Vingt jours avant l'investiture de Donald Trump qui va le consacrer à nouveau POTUS, son épouse (et future first lady) Melania supervise les préparatifs de la cérémonie, qui se veut dispendieuse.
A mes yeux, l'intérêt premier d'un documentaire est d'apprendre quelque chose. Or, non seulement je n'ai rien appris, mais la personne dont le film fait l'objet parait désagréable. Je ne juge pas son parcours, ni celui de son mari, mais ce que j'en vois ici, mais elle est clairement dans l'univers du luxe, où le moindre apparat vaut des fortunes, semble très loin des préoccupations des petites gens, avec toutes ces scènes avec ses costumiers où elle parle de fringues luxueuses, prenant un peu tout le monde de haut, dont le mot humilité semble absent de son dictionnaire, et qui ne se livre quasiment jamais. De sorte qu'à chaque fois qu'elle parle, on dirait des aphorismes comme si elle parlait à la postérité. Ce n'est sans doute pas l'intention de la filmer ainsi, mais elle me parait antipathique, et ça, c'est dur à voir durant toute la durée du documentaire. Alors oui, la carapace semble se fendiller à l'évocation de la disparition de sa mère, survenue en 2024, mais il n'y a aucune émotion qui en ressort de tout cela.

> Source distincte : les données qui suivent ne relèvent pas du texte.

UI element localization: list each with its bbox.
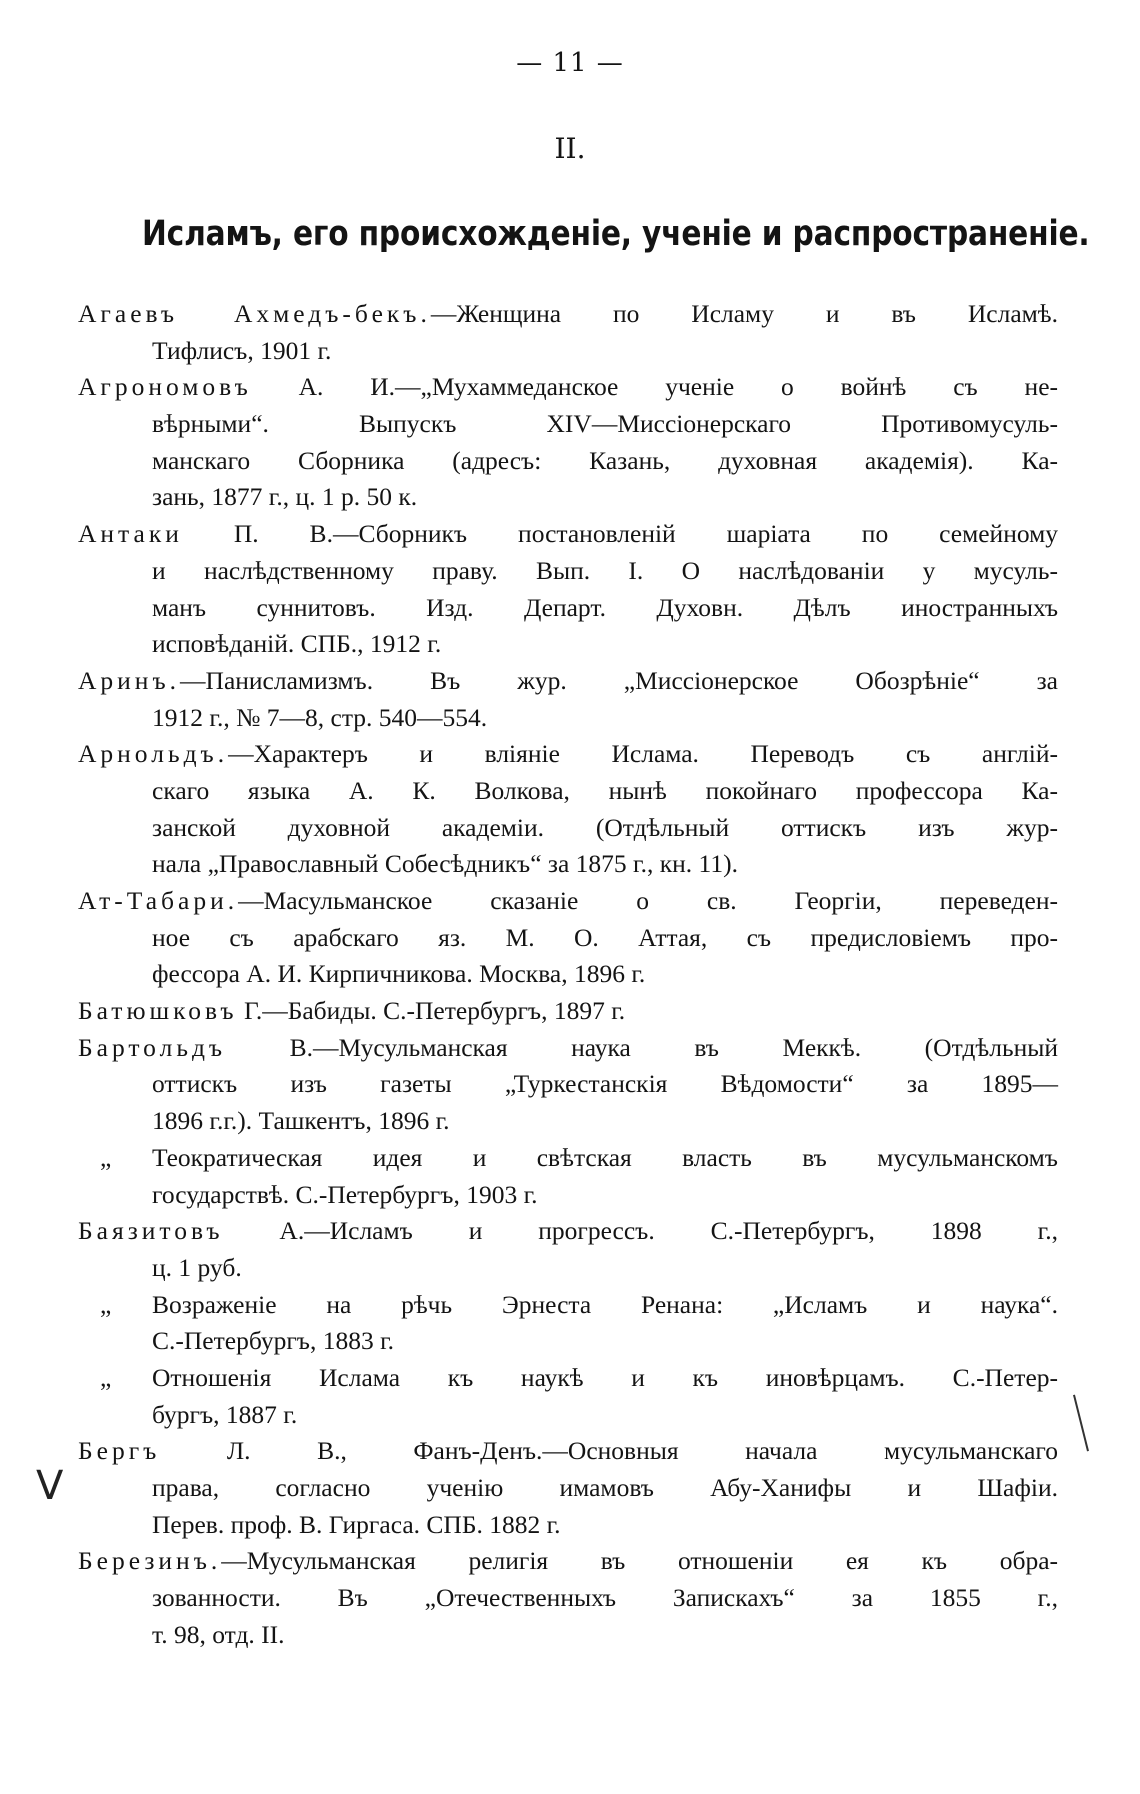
entry-continuation-line — [78, 553, 1058, 590]
entry-continuation-line — [78, 956, 1058, 993]
entry-author: Аринъ. — [78, 665, 181, 695]
entry-author: Ат-Табари. — [78, 886, 239, 915]
entry-first-line — [78, 1140, 1058, 1177]
bibliography-entry — [78, 883, 1058, 993]
section-title: Исламъ, его происхожденіе, ученіе и распространеніе. — [142, 214, 1090, 254]
entry-text: государствѣ. С.-Петербургъ, 1903 г. — [152, 1179, 538, 1209]
bibliography-entry — [78, 1543, 1058, 1653]
entry-text: 1896 г.г.). Ташкентъ, 1896 г. — [152, 1106, 450, 1136]
entry-author: Баязитовъ — [78, 1216, 224, 1246]
entry-continuation-line — [78, 920, 1058, 957]
entry-text: занской духовной академіи. (Отдѣльный оттискъ изъ жур- — [152, 812, 1058, 842]
entry-text: А. И.—„Мухаммеданское ученіе о войнѣ съ не- — [251, 372, 1058, 402]
entry-first-line — [78, 993, 1058, 1030]
entry-continuation-line — [78, 1177, 1058, 1214]
entry-continuation-line — [78, 590, 1058, 627]
entry-continuation-line — [78, 700, 1058, 737]
entry-text: 1912 г., № 7—8, стр. 540—554. — [152, 702, 488, 732]
entry-text: С.-Петербургъ, 1883 г. — [152, 1326, 395, 1356]
entry-continuation-line — [78, 1066, 1058, 1103]
bibliography-entry — [78, 369, 1058, 516]
entry-first-line — [78, 1543, 1058, 1580]
entry-continuation-line — [78, 1617, 1058, 1654]
entry-text: В.—Мусульманская наука въ Меккѣ. (Отдѣльный — [226, 1032, 1058, 1062]
entry-text: А.—Исламъ и прогрессъ. С.-Петербургъ, 1898 г., — [223, 1216, 1058, 1246]
entry-author: Антаки — [78, 519, 183, 549]
entry-author: Березинъ. — [78, 1546, 222, 1576]
entry-continuation-line — [78, 1580, 1058, 1617]
entry-text: Возраженіе на рѣчь Эрнеста Ренана: „Исламъ и наука“. — [152, 1289, 1058, 1319]
entry-continuation-line — [78, 1470, 1058, 1507]
entry-text: скаго языка А. К. Волкова, нынѣ покойнаго профессора Ка- — [152, 775, 1058, 805]
entry-text: Г.—Бабиды. С.-Петербургъ, 1897 г. — [237, 996, 626, 1026]
section-number: II. — [554, 132, 586, 165]
entry-continuation-line — [78, 846, 1058, 883]
entry-author: Бергъ — [78, 1436, 161, 1466]
entry-continuation-line — [78, 406, 1058, 443]
entry-text: и наслѣдственному праву. Вып. I. О наслѣдованіи у мусуль- — [152, 555, 1058, 585]
ditto-mark: „ — [100, 1289, 112, 1319]
bibliography-entry — [78, 1213, 1058, 1286]
entry-first-line — [78, 1287, 1058, 1324]
entry-first-line — [78, 1433, 1058, 1470]
bibliography-list — [78, 296, 1058, 1653]
entry-text: —Панисламизмъ. Въ жур. „Миссіонерское Обозрѣніе“ за — [180, 665, 1058, 695]
entry-text: права, согласно ученію имамовъ Абу-Ханифы и Шафіи. — [152, 1473, 1058, 1502]
bibliography-entry — [78, 1433, 1058, 1543]
entry-continuation-line — [78, 479, 1058, 516]
entry-first-line — [78, 369, 1058, 406]
entry-text: —Характеръ и вліяніе Ислама. Переводъ съ англій- — [228, 739, 1058, 769]
entry-text: манъ суннитовъ. Изд. Департ. Духовн. Дѣлъ иностранныхъ — [152, 592, 1058, 622]
ditto-mark: „ — [100, 1142, 112, 1172]
ditto-mark: „ — [100, 1362, 112, 1392]
page-number: — 11 — — [516, 48, 624, 78]
entry-first-line — [78, 1030, 1058, 1067]
handwritten-check-mark-icon: V — [36, 1463, 64, 1509]
entry-first-line — [78, 1213, 1058, 1250]
entry-text: зань, 1877 г., ц. 1 р. 50 к. — [152, 482, 418, 512]
entry-continuation-line — [78, 1323, 1058, 1360]
entry-text: ное съ арабскаго яз. М. О. Аттая, съ предисловіемъ про- — [152, 922, 1058, 952]
bibliography-entry — [78, 296, 1058, 369]
entry-first-line — [78, 1360, 1058, 1397]
entry-text: исповѣданій. СПБ., 1912 г. — [152, 629, 442, 659]
bibliography-entry — [78, 1140, 1058, 1213]
entry-text: фессора А. И. Кирпичникова. Москва, 1896 г. — [152, 959, 646, 989]
entry-text: Отношенія Ислама къ наукѣ и къ иновѣрцамъ. С.-Петер- — [152, 1362, 1058, 1392]
entry-text: ц. 1 руб. — [152, 1252, 242, 1282]
entry-text: —Женщина по Исламу и въ Исламѣ. — [430, 299, 1058, 328]
entry-continuation-line — [78, 1397, 1058, 1434]
entry-continuation-line — [78, 443, 1058, 480]
bibliography-entry — [78, 1360, 1058, 1433]
entry-text: манскаго Сборника (адресъ: Казань, духовная академія). Ка- — [152, 445, 1058, 475]
entry-first-line — [78, 883, 1058, 920]
entry-author: Арнольдъ. — [78, 739, 229, 769]
entry-text: Перев. проф. В. Гиргаса. СПБ. 1882 г. — [152, 1509, 561, 1539]
entry-text: бургъ, 1887 г. — [152, 1399, 298, 1429]
entry-continuation-line — [78, 626, 1058, 663]
entry-continuation-line — [78, 1250, 1058, 1287]
handwritten-margin-stroke — [1073, 1395, 1089, 1452]
entry-author: Батюшковъ — [78, 996, 238, 1026]
entry-text: Тифлисъ, 1901 г. — [152, 335, 332, 365]
entry-text: оттискъ изъ газеты „Туркестанскія Вѣдомости“ за 1895— — [152, 1069, 1058, 1099]
bibliography-entry — [78, 993, 1058, 1030]
entry-first-line — [78, 736, 1058, 773]
bibliography-entry — [78, 516, 1058, 663]
entry-text: —Мусульманская религія въ отношеніи ея къ обра- — [221, 1546, 1058, 1576]
entry-text: Теократическая идея и свѣтская власть въ мусульманскомъ — [152, 1142, 1058, 1172]
entry-author: Бартольдъ — [78, 1032, 227, 1062]
entry-text: зованности. Въ „Отечественныхъ Запискахъ“ за 1855 г., — [152, 1583, 1058, 1613]
entry-text: П. В.—Сборникъ постановленій шаріата по семейному — [182, 519, 1058, 549]
entry-continuation-line — [78, 1103, 1058, 1140]
entry-text: —Масульманское сказаніе о св. Георгіи, переведен- — [238, 886, 1058, 915]
bibliography-entry — [78, 736, 1058, 883]
bibliography-entry — [78, 663, 1058, 736]
entry-continuation-line — [78, 1507, 1058, 1544]
entry-first-line — [78, 296, 1058, 333]
entry-continuation-line — [78, 773, 1058, 810]
entry-continuation-line — [78, 333, 1058, 370]
bibliography-entry — [78, 1287, 1058, 1360]
entry-text: вѣрными“. Выпускъ XIV—Миссіонерскаго Противомусуль- — [152, 409, 1058, 439]
entry-author: Агрономовъ — [78, 372, 252, 402]
entry-text: нала „Православный Собесѣдникъ“ за 1875 г., кн. 11). — [152, 849, 738, 879]
entry-text: т. 98, отд. II. — [152, 1619, 285, 1649]
bibliography-entry — [78, 1030, 1058, 1140]
entry-text: Л. В., Фанъ-Денъ.—Основныя начала мусульманскаго — [160, 1436, 1058, 1466]
entry-first-line — [78, 663, 1058, 700]
entry-first-line — [78, 516, 1058, 553]
entry-author: Агаевъ Ахмедъ-бекъ. — [78, 299, 431, 328]
entry-continuation-line — [78, 810, 1058, 847]
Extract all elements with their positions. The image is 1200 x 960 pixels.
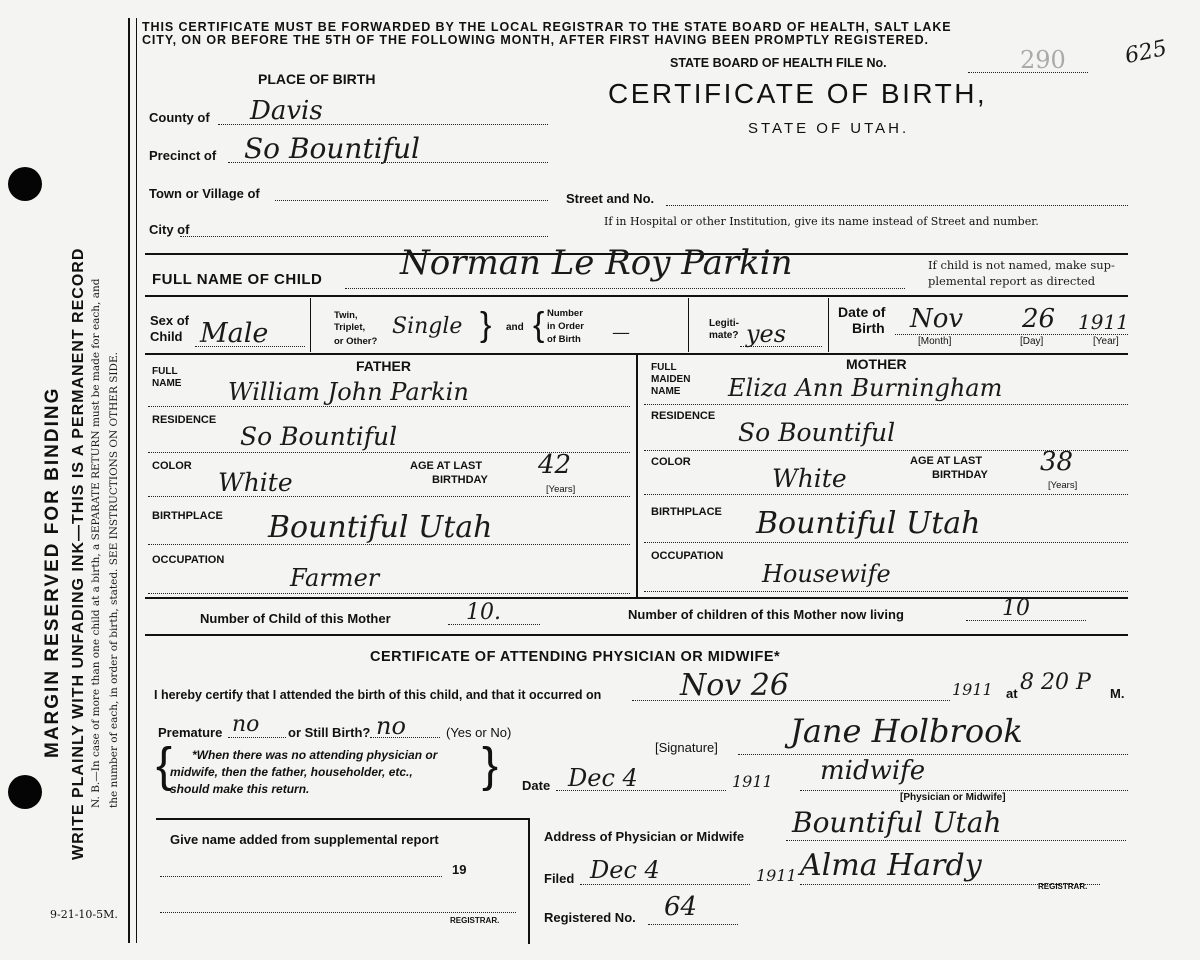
living-line [966,620,1086,621]
number-value: — [612,322,630,343]
father-birthplace-line [148,544,630,545]
premature-value: no [232,712,260,737]
place-heading: PLACE OF BIRTH [258,71,376,87]
twin-label-2: Triplet, [334,322,366,333]
unnamed-note-1: If child is not named, make sup- [928,258,1115,272]
at-label: at [1006,686,1018,701]
filed-label: Filed [544,871,575,886]
father-age-value: 42 [538,450,572,480]
number-label-1: Number [547,308,583,319]
town-label: Town or Village of [149,186,260,201]
father-heading: FATHER [356,358,411,374]
margin-ink-text: WRITE PLAINLY WITH UNFADING INK—THIS IS A PERMANENT RECORD [70,247,87,860]
file-number: 290 [1020,46,1066,74]
filed-date-line [580,884,750,885]
premature-line [228,737,286,738]
mother-color-line [644,494,1128,495]
physician-note-3: should make this return. [170,782,310,796]
mother-name-value: Eliza Ann Burningham [728,374,1003,402]
street-line [666,205,1128,206]
sign-date-label: Date [522,778,551,793]
birth-date-value: Nov 26 [680,668,789,703]
father-color-label: COLOR [152,460,192,472]
father-residence-label: RESIDENCE [152,414,217,426]
father-age-label-1: AGE AT LAST [410,460,483,472]
mother-name-label-1: FULL [651,362,677,373]
legit-label-1: Legiti- [709,318,739,329]
birth-year-value: 1911 [952,680,993,699]
sign-date-line [556,790,726,791]
number-brace: { [533,306,545,344]
file-number-label: STATE BOARD OF HEALTH FILE No. [670,56,887,70]
supplemental-year: 19 [452,862,467,877]
address-line [786,840,1126,841]
certificate-title: CERTIFICATE OF BIRTH, [608,78,988,109]
supplemental-line [160,876,442,877]
dob-line [895,334,1128,335]
child-name-label: FULL NAME OF CHILD [152,271,323,288]
dob-label-2: Birth [852,320,885,336]
signature-label: [Signature] [655,740,718,755]
margin-note-2: the number of each, in order of birth, stated. SEE INSTRUCTIONS ON OTHER SIDE. [108,352,120,808]
month-label: [Month] [918,336,952,347]
mother-age-label-1: AGE AT LAST [910,455,983,467]
parents-bottom-rule [145,597,1128,599]
legit-line [740,346,822,347]
sign-date-value: Dec 4 [568,764,638,792]
living-value: 10 [1002,596,1030,621]
child-name-line [345,288,905,289]
m-label: M. [1110,686,1125,701]
sex-label-1: Sex of [150,313,190,328]
still-birth-line [370,737,440,738]
mother-occupation-value: Housewife [762,560,891,588]
father-residence-value: So Bountiful [240,422,398,451]
twin-brace: } [480,306,492,344]
margin-note-1: N. B.—In case of more than one child at a birth, a SEPARATE RETURN must be made for each, and [90,278,102,808]
supplemental-line-2 [160,912,516,913]
city-line [180,236,548,237]
still-birth-label: or Still Birth? [288,725,371,740]
year-label: [Year] [1093,336,1119,347]
margin-border [128,18,130,943]
number-label-3: of Birth [547,334,581,345]
mother-occupation-line [644,591,1128,592]
mother-birthplace-line [644,542,1128,543]
note-brace-right: } [482,739,499,792]
certify-label: I hereby certify that I attended the birth of this child, and that it occurred on [154,688,602,702]
yes-no-label: (Yes or No) [446,725,512,740]
registered-number: 64 [664,892,698,922]
sex-label-2: Child [150,329,183,344]
hospital-note: If in Hospital or other Institution, give its name instead of Street and number. [604,215,1039,228]
child-number-value: 10. [466,600,501,625]
sex-line [195,346,305,347]
address-label: Address of Physician or Midwife [544,829,745,844]
file-number-line [968,72,1088,73]
filed-year-value: 1911 [756,866,797,885]
mother-age-value: 38 [1040,447,1074,477]
town-line [275,200,548,201]
county-value: Davis [250,96,323,126]
mother-name-label-3: NAME [651,386,681,397]
living-label: Number of children of this Mother now living [628,607,904,622]
mother-residence-value: So Bountiful [738,418,896,447]
signature-line [738,754,1128,755]
notice-line-1: THIS CERTIFICATE MUST BE FORWARDED BY THE LOCAL REGISTRAR TO THE STATE BOARD OF HEALTH, SALT LAKE [142,20,952,34]
father-color-value: White [218,468,293,497]
margin-binding-text: MARGIN RESERVED FOR BINDING [42,386,63,758]
registrar-label: REGISTRAR. [1038,882,1088,891]
dob-label-1: Date of [838,304,886,320]
supplemental-label: Give name added from supplemental report [170,832,439,847]
dob-year: 1911 [1078,310,1129,334]
father-occupation-line [148,593,630,594]
street-label: Street and No. [566,191,655,206]
father-color-line [148,496,630,497]
mother-color-value: White [772,464,847,493]
premature-label: Premature [158,725,223,740]
sex-value: Male [200,318,269,349]
mother-age-label-2: BIRTHDAY [932,469,988,481]
dob-day: 26 [1022,304,1056,334]
mother-name-line [644,404,1128,405]
margin-border-inner [136,18,137,943]
filed-date-value: Dec 4 [590,856,660,884]
father-birthplace-label: BIRTHPLACE [152,510,223,522]
registered-label: Registered No. [544,910,636,925]
child-number-label: Number of Child of this Mother [200,611,391,626]
birth-time-value: 8 20 P [1020,670,1091,695]
physician-title-value: midwife [820,756,926,786]
form-code: 9-21-10-5M. [50,908,118,921]
signature-value: Jane Holbrook [790,712,1023,750]
number-divider [688,298,689,352]
number-label-2: in Order [547,321,584,332]
still-birth-value: no [376,712,406,740]
father-name-line [148,406,630,407]
precinct-label: Precinct of [149,148,217,163]
father-occupation-label: OCCUPATION [152,554,225,566]
certificate-subtitle: STATE OF UTAH. [748,120,910,137]
legit-label-2: mate? [709,330,739,341]
father-birthplace-value: Bountiful Utah [268,510,493,545]
day-label: [Day] [1020,336,1044,347]
father-occupation-value: Farmer [290,564,380,592]
unnamed-note-2: plemental report as directed [928,274,1096,288]
child-number-line [448,624,540,625]
parents-center-divider [636,355,638,597]
county-label: County of [149,110,210,125]
mother-occupation-label: OCCUPATION [651,550,724,562]
dob-month: Nov [910,304,964,334]
mother-residence-label: RESIDENCE [651,410,716,422]
father-years-label: [Years] [546,484,576,495]
twin-label-3: or Other? [334,336,378,347]
twin-label-1: Twin, [334,310,358,321]
city-label: City of [149,222,190,237]
father-name-label-2: NAME [152,378,182,389]
registrar-signature: Alma Hardy [800,848,982,883]
note-brace-left: { [156,739,173,792]
county-line [218,124,548,125]
punch-hole-top [8,167,42,201]
birth-date-line [632,700,950,701]
address-value: Bountiful Utah [792,806,1002,839]
mother-birthplace-label: BIRTHPLACE [651,506,722,518]
supplemental-registrar-label: REGISTRAR. [450,916,500,925]
father-name-label-1: FULL [152,366,178,377]
precinct-value: So Bountiful [244,132,420,165]
punch-hole-bottom [8,775,42,809]
child-name-bottom-rule [145,295,1128,297]
father-age-label-2: BIRTHDAY [432,474,488,486]
father-name-value: William John Parkin [228,378,469,406]
precinct-line [228,162,548,163]
legit-value: yes [746,320,787,348]
sign-year-value: 1911 [732,772,773,791]
and-label: and [506,322,524,333]
legit-divider [828,298,829,352]
mother-name-label-2: MAIDEN [651,374,691,385]
sex-divider [310,298,311,352]
twin-value: Single [392,314,463,339]
physician-note-2: midwife, then the father, householder, etc., [170,765,413,779]
physician-heading: CERTIFICATE OF ATTENDING PHYSICIAN OR MIDWIFE* [370,649,781,665]
physician-note-1: *When there was no attending physician or [192,748,438,762]
physician-title-line [800,790,1128,791]
mother-color-label: COLOR [651,456,691,468]
margin-number: 625 [1122,35,1170,70]
physician-title-label: [Physician or Midwife] [900,792,1006,803]
mother-years-label: [Years] [1048,480,1078,491]
mother-birthplace-value: Bountiful Utah [756,506,981,541]
mother-heading: MOTHER [846,356,907,372]
counts-bottom-rule [145,634,1128,636]
registered-line [648,924,738,925]
notice-line-2: CITY, ON OR BEFORE THE 5TH OF THE FOLLOWING MONTH, AFTER FIRST HAVING BEEN PROMPTLY REGISTERED. [142,33,929,47]
child-name-value: Norman Le Roy Parkin [400,243,793,283]
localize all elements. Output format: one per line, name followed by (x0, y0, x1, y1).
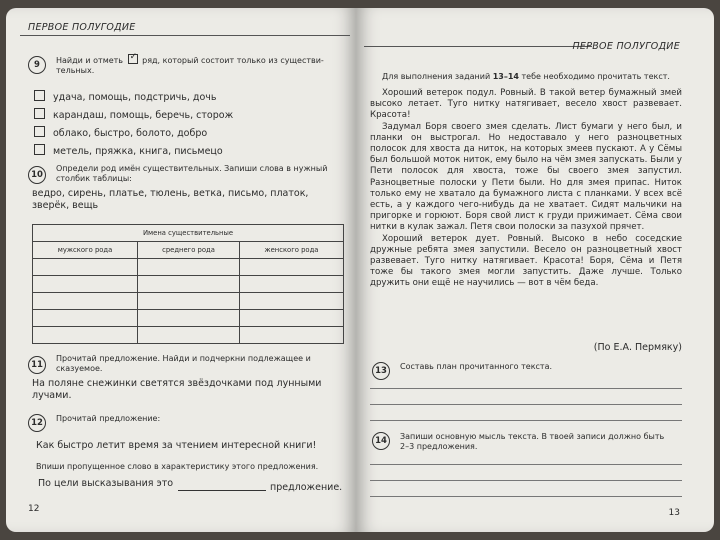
answer-line[interactable] (370, 464, 682, 465)
nouns-table (32, 224, 344, 344)
task-12-fill-b: предложение. (270, 482, 343, 493)
page-header-right: ПЕРВОЕ ПОЛУГОДИЕ (572, 41, 680, 52)
story-text (370, 88, 682, 290)
task-9-option-2[interactable]: карандаш, помощь, беречь, сторож (34, 108, 233, 121)
table-cell[interactable] (239, 310, 343, 327)
task-12-sentence: Как быстро летит время за чтением интересной книги! (36, 440, 317, 451)
table-cell[interactable] (138, 293, 240, 310)
table-row (33, 310, 344, 327)
table-cell[interactable] (138, 327, 240, 344)
task-12-instruction: Прочитай предложение: (56, 414, 161, 423)
table-cell[interactable] (239, 327, 343, 344)
table-cell[interactable] (33, 276, 138, 293)
table-cell[interactable] (239, 259, 343, 276)
task-9-instruction: Найди и отметь ✓ ряд, который состоит только из существи- тельных. (56, 52, 324, 75)
task-13-instruction: Составь план прочитанного текста. (400, 362, 553, 371)
check-mark-icon: ✓ (129, 52, 138, 62)
checkbox[interactable] (34, 90, 45, 101)
page-number-left: 12 (28, 504, 40, 514)
table-cell[interactable] (138, 276, 240, 293)
answer-line[interactable] (370, 388, 682, 389)
task-9-option-4[interactable]: метель, пряжка, книга, письмецо (34, 144, 223, 157)
task-12-fill-instruction: Впиши пропущенное слово в характеристику этого предложения. (36, 462, 319, 471)
table-cell[interactable] (138, 310, 240, 327)
task-9-option-3[interactable]: облако, быстро, болото, добро (34, 126, 207, 139)
table-cell[interactable] (33, 259, 138, 276)
table-cell[interactable] (33, 327, 138, 344)
table-row (33, 293, 344, 310)
task-14-number: 14 (372, 428, 390, 450)
header-rule-left (20, 35, 350, 36)
story-paragraph: Хороший ветерок подул. Ровный. В такой ветер бумажный змей высоко летает. Туго нитку натягивает, весело хвост развевает. Красота! (370, 88, 682, 121)
task-9-option-1[interactable]: удача, помощь, подстричь, дочь (34, 90, 216, 103)
right-page (356, 8, 714, 532)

Y compris les scènes avec Donald Trump, où il y a comme une sorte de distanciation (voulue ?), quand ce ne sont pas les évocations des anciens présidents américains qui sont vite balayées, avec un plan de Joe Biden clairement pas à son avantage. C'est de la mégalomanie pure, hagiographique comme il n'est pas permis, et qui montre au fond que Melania Trump est une personne qui s'aime beaucoup et qui va tout faire pour qu'elle soit davantage admirée. Malgré ce déluge de critiques, je reconnais tout de même que c'est bien filmé, et l'utilisation de chansons connues (Billie, Gimme Shelter, Sunny....) a dû couter une fortune. Mais en tout cas, le documentaire mérite bien sa réputation désastreuse, et va même à l'encontre du genre, au point qu'on pourrait se croire dans une télé-réalité.